Just dropping fossil fuel subsidies and eliminating hydraulic fracturing (fracking) within the USA would raise the price of natural gas significantly. Before fracking became a routine practice, natural gas cost roughly 2.75 times its current price. Abandoning fracking and subsidies would perhaps raise the price to 5 times its current level. There would be knock-on effects. Roughly 35% of US electric power comes from natural-gas fueled plants. But doing that alone would simply lead to a shift to petroleum, which is priced on an international market. So there have to be other changes: tariffs on imported petroleum to maintain parity with still-subsidized imported fuels as a start. This would raise energy prices overall. Plastics are made from natural gas and petroleum byproducts and those prices would also be affected. In turn, the prices of products made from plastics will rise.

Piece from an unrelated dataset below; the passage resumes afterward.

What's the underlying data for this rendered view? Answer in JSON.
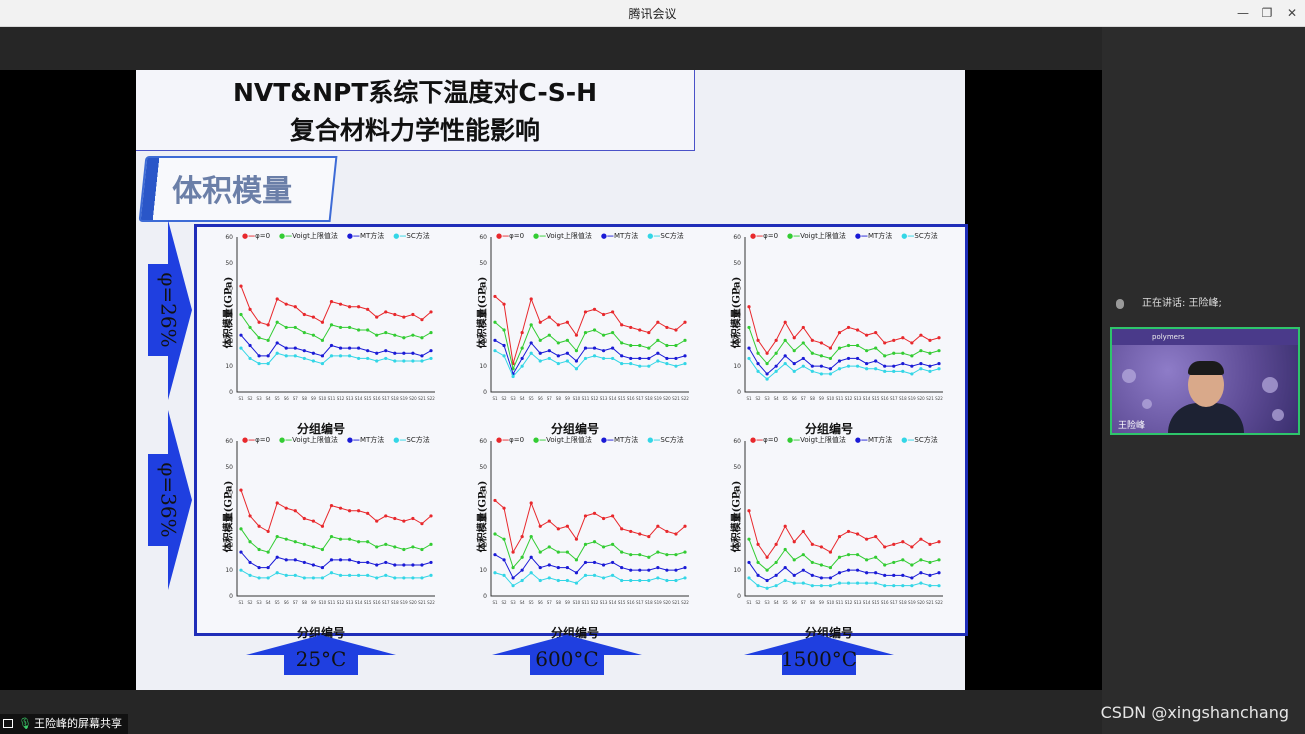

Wind and solar energy might, if brought online fast enough, fill much of the gap in energy production, but those technologies have their limits. (I’ve written about this before, in several posts. Start with The Green New Deal: Running the Numbers.) And there are sure to be problems, because there are always problems.
The cascading changes and the need to respond to unexpected consequences demand a managed economy. Not managed in minute detail, no, there is no need to pre-calculate exactly the number of each type of widget a factory is to produce, but management that responds to gross systemic needs as they emerge. This is exactly what conservatives have been fighting against, all these years. In their fight, they rejected every moderate solution, until a managed economy is the best hope that remains.
If this is not quite the moneyless planned economy of communism, it is at least Keynes’ “somewhat comprehensive socialization of investment” and nearer to planned state socialism than anything that has previously been attempted.
The best green future may be socialist.